Democratic leaders were able to prevail on the politically volatile 60-39 vote only because Republican Sen.-elect Scott Brown of Massachusetts has yet to be seated. Republicans had insisted on a 60-vote, super-majority threshhold to pass the measure. An earlier test vote succeeded on a 60-40 vote.
The measure would put the government on track for a national debt of $14.3 trillion — about $45,000 for every American — and it served as a vivid reminder of the United States' dire fiscal straits.
The current $12.4 trillion debt ceiling — the limit Congress sets on government borrowing — is expected to be reached in mid-February.
Congress has never allowed the United States to default on its obligations, which would roil markets and likely cause the government to lose its AAA credit rating.
"We have gone to the restaurant, we have eaten the meal. Now the only question is whether the government will ... pay the bill," said Finance Committee Chairman Max Baucus, D-Mont.
Democrats had to scramble to approve the plan, so they won't have to vote on another increase until after the midterm elections this fall. The House must still vote on the measure before it is sent to Obama for his signature.
The task was made more difficult last week when Brown won the late Edward M. Kennedy's Senate seat from Massachusetts. On Feb. 11, when Brown plans to take office, the Democrats' majority shrinks to 59 and the GOP will have a 41-vote ability to block what it doesn't like in Obama's and Democratic leaders' agendas.

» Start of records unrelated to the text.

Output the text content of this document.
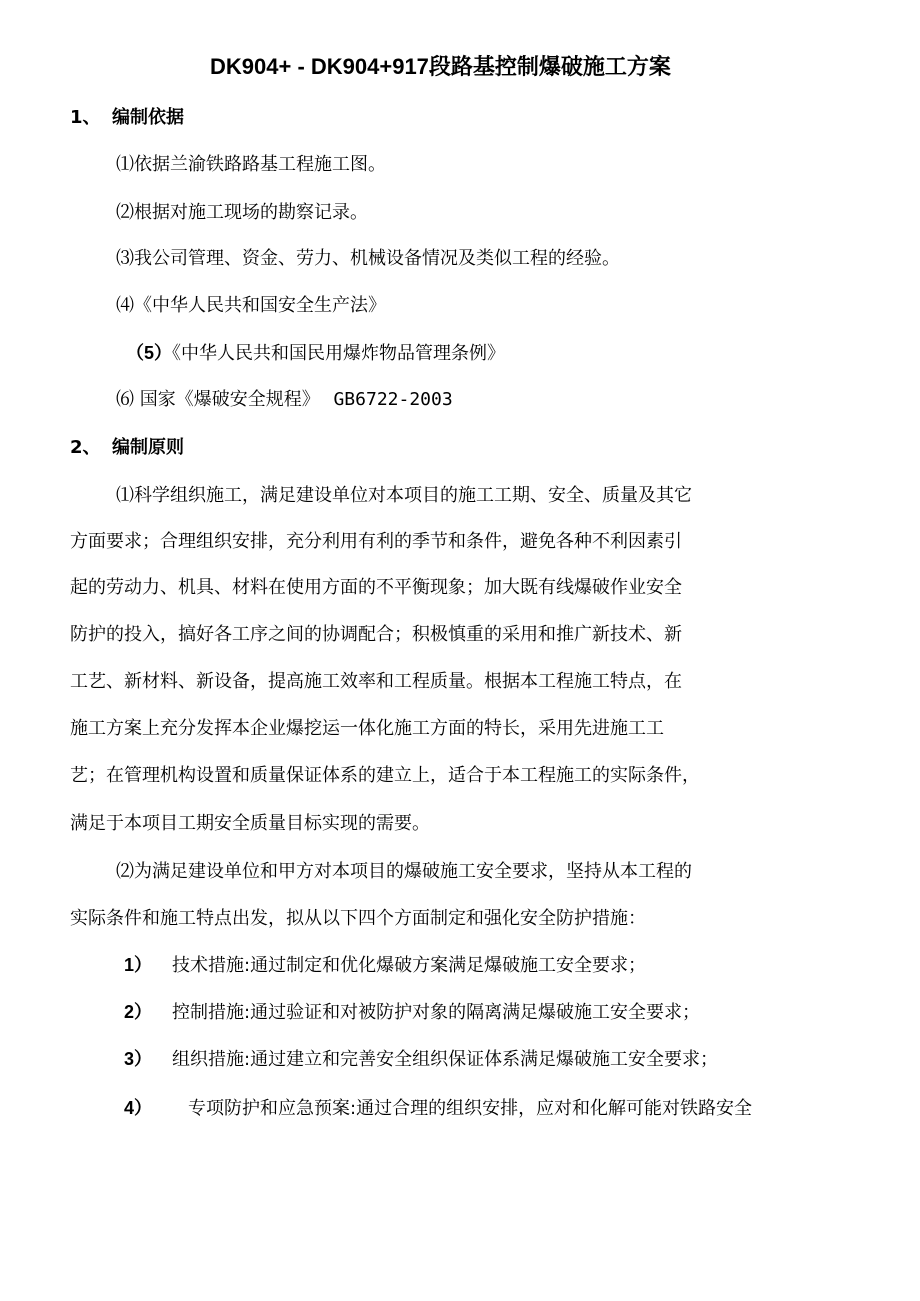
DK904+ - DK904+917段路基控制爆破施工方案
1、 编制依据
⑴依据兰渝铁路路基工程施工图。
⑵根据对施工现场的勘察记录。
⑶我公司管理、资金、劳力、机械设备情况及类似工程的经验。
⑷《中华人民共和国安全生产法》
（5）《中华人民共和国民用爆炸物品管理条例》
⑹ 国家《爆破安全规程》 GB6722-2003
2、 编制原则
⑴科学组织施工，满足建设单位对本项目的施工工期、安全、质量及其它
方面要求；合理组织安排，充分利用有利的季节和条件，避免各种不利因素引
起的劳动力、机具、材料在使用方面的不平衡现象；加大既有线爆破作业安全
防护的投入，搞好各工序之间的协调配合；积极慎重的采用和推广新技术、新
工艺、新材料、新设备，提高施工效率和工程质量。根据本工程施工特点，在
施工方案上充分发挥本企业爆挖运一体化施工方面的特长，采用先进施工工
艺；在管理机构设置和质量保证体系的建立上，适合于本工程施工的实际条件，
满足于本项目工期安全质量目标实现的需要。
⑵为满足建设单位和甲方对本项目的爆破施工安全要求，坚持从本工程的
实际条件和施工特点出发，拟从以下四个方面制定和强化安全防护措施：
1） 技术措施:通过制定和优化爆破方案满足爆破施工安全要求；
2） 控制措施:通过验证和对被防护对象的隔离满足爆破施工安全要求；
3） 组织措施:通过建立和完善安全组织保证体系满足爆破施工安全要求；
4） 专项防护和应急预案:通过合理的组织安排，应对和化解可能对铁路安全
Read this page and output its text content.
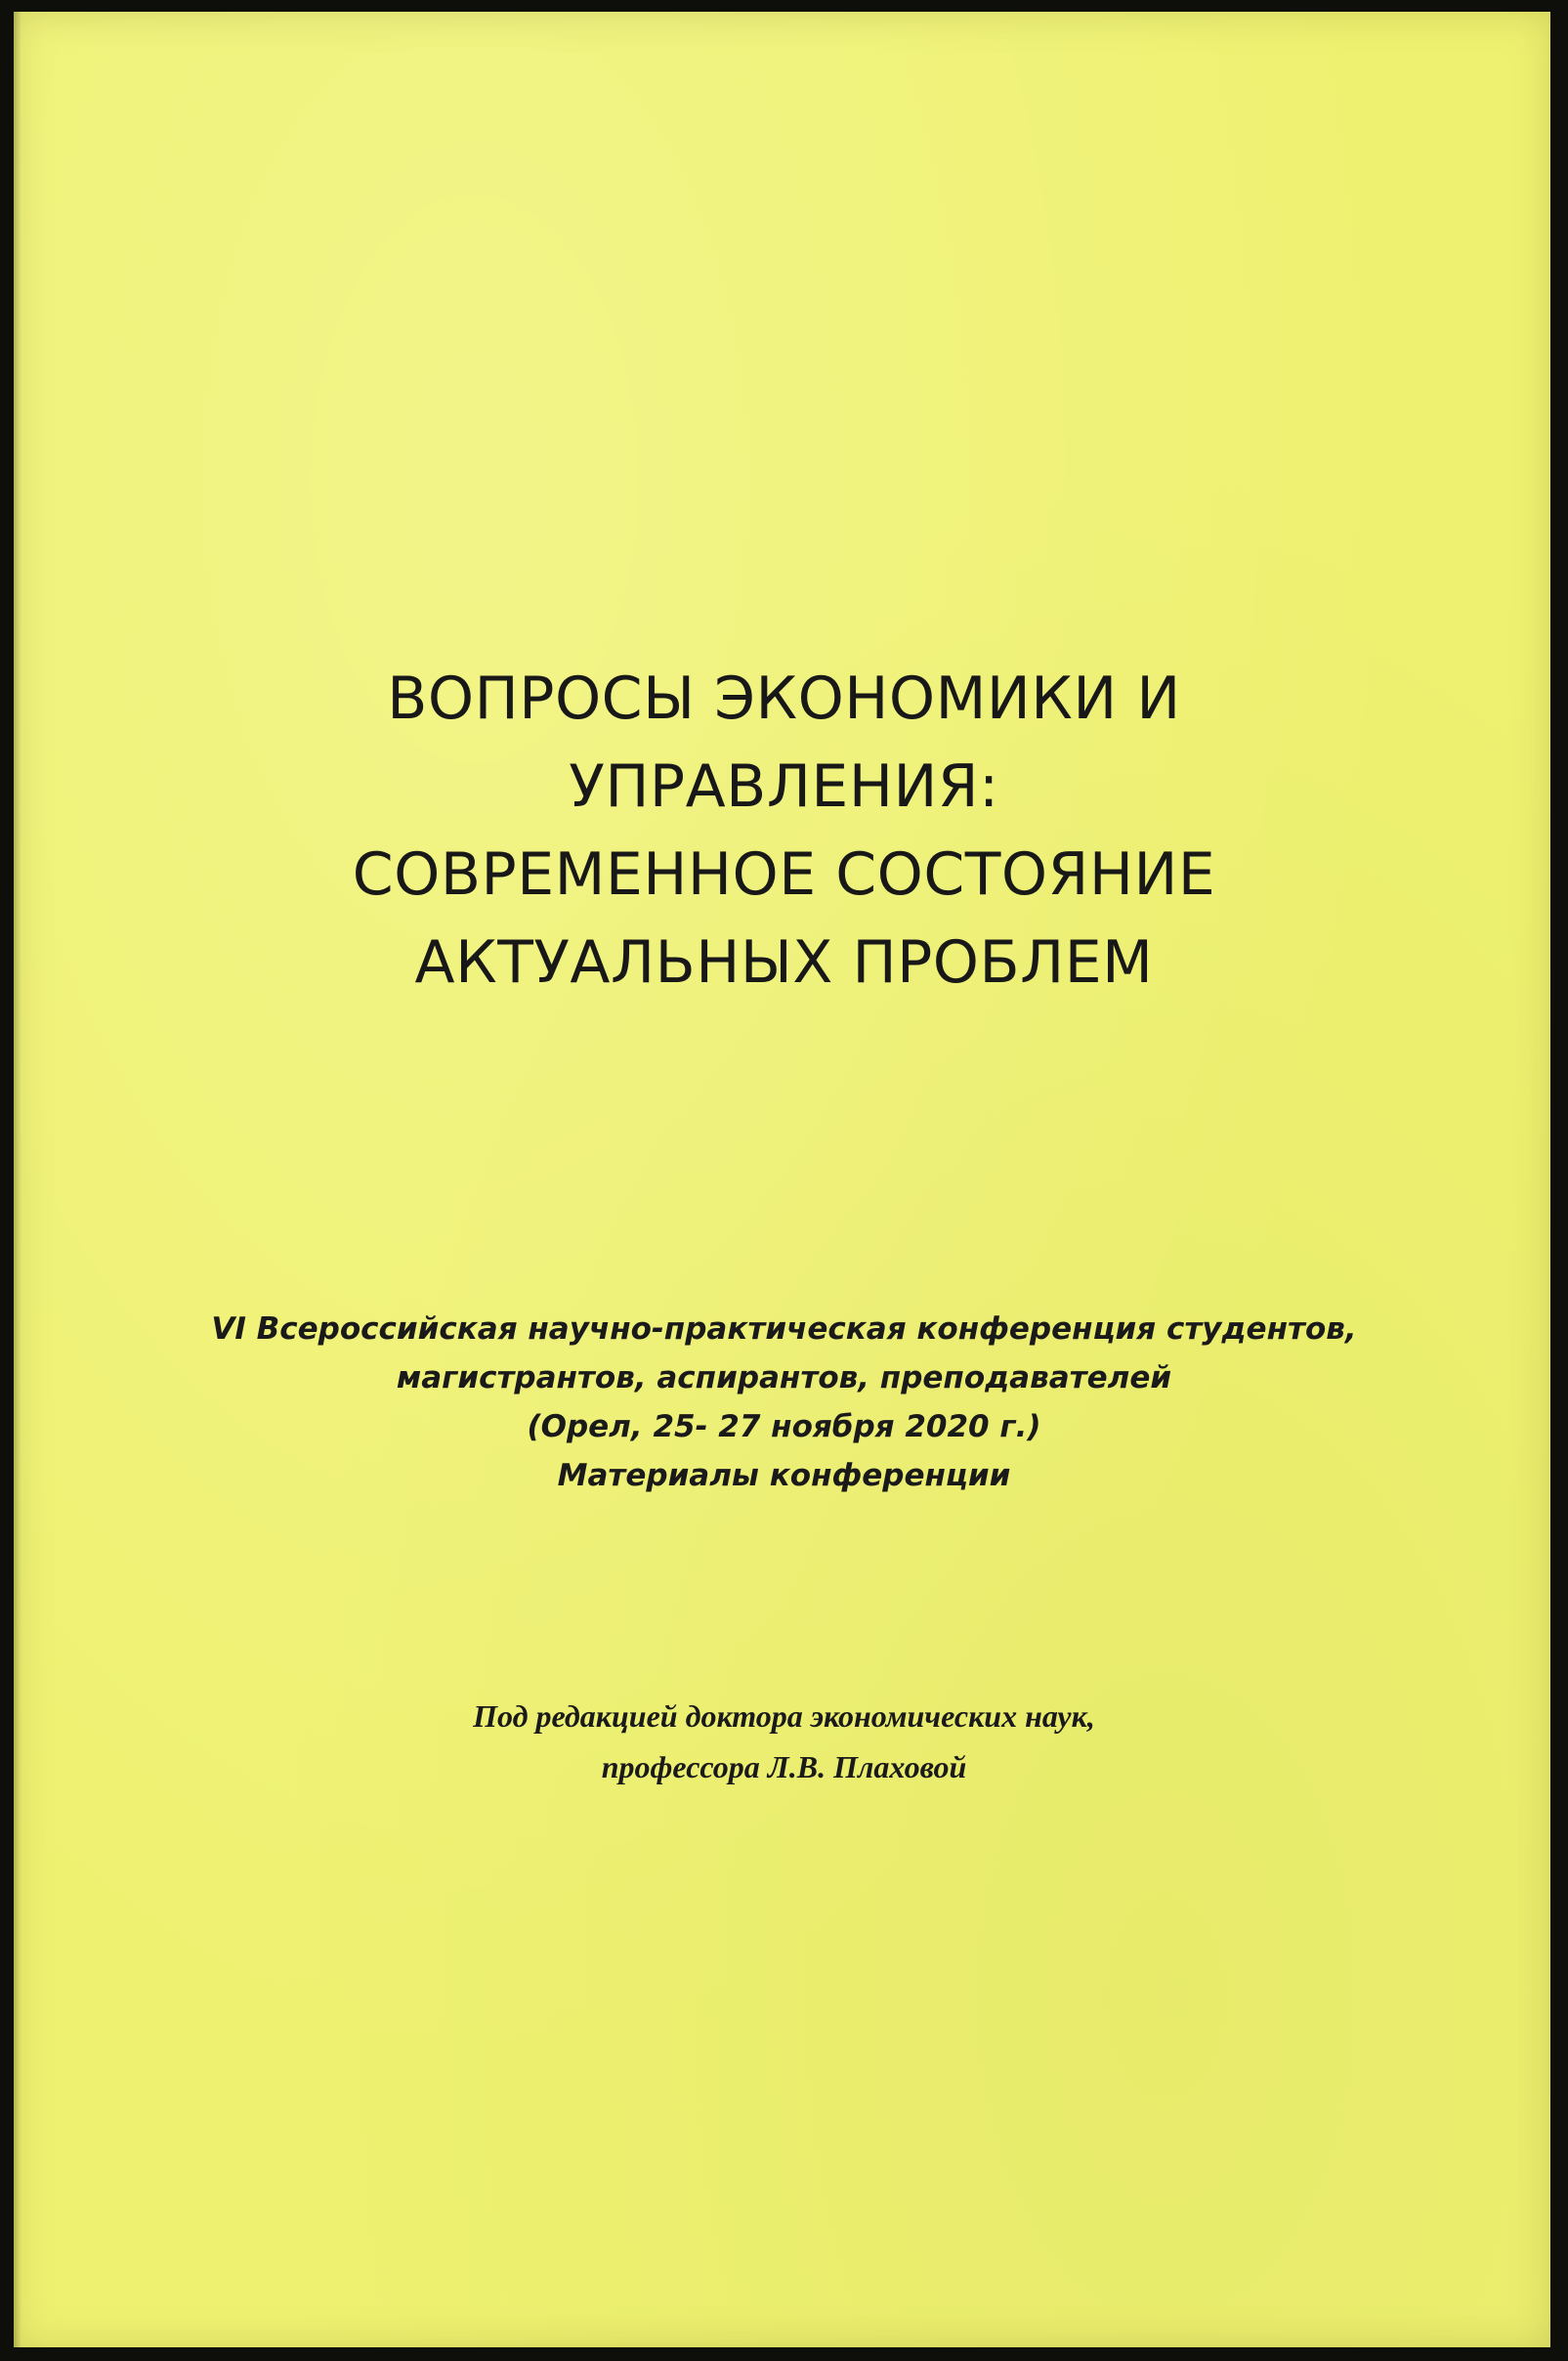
ВОПРОСЫ ЭКОНОМИКИ И
УПРАВЛЕНИЯ:
СОВРЕМЕННОЕ СОСТОЯНИЕ
АКТУАЛЬНЫХ ПРОБЛЕМ
VI Всероссийская научно-практическая конференция студентов,
магистрантов, аспирантов, преподавателей
(Орел, 25- 27 ноября 2020 г.)
Материалы конференции
Под редакцией доктора экономических наук,
профессора Л.В. Плаховой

"It took 200 years to build the federal debt to a total of $1.9 trillion," Sen. Judd Gregg, R-N.H., said. "Now the majority wants to increase the current limit ... by $1.9 trillion so that we can finance the government's borrowing binge long enough to get us past the November 2010 elections."
Republicans blame recent generous spending bills enacted by the Democratic-controlled Congress for driving up the debt. Those measures, however, are just one relatively small part of the problem. The far bigger element is a sharp drop-off in tax revenues because of the recession and the economy's slow recovery, as well as higher costs, since more people are taking unemployment benefits and food stamps in tough times.
As part of the debt ceiling bill, the Senate also voted on new "pay-as-you-go" budget rules to make it more difficult for the government to run up its deficit. The new rules attempt to curb the spiraling budget deficit by requiring spending increases or tax cuts to be "paid for" by Congress with cuts to health programs, farm subsidies and veterans' pensions or tax increases.
Senate Majority Leader Harry Reid, D-Nev., whose own re-election is in danger this fall, reversed course and came out in support of the new rules after moderate "Blue Dog" Democrats in the House insisted on them as condition for passing a new $14.3 trillion debt ceiling.
Obama's Democratic allies in the Senate rejected a plan attempting to adopt a modified version of the president's proposal to freeze spending on domestic spending passed by Congress in annual spending bills.
A 56-strong majority of senators supported the plan, but it failed because 60 votes were required. It serves as a marker for later this year when Congress passes its budget.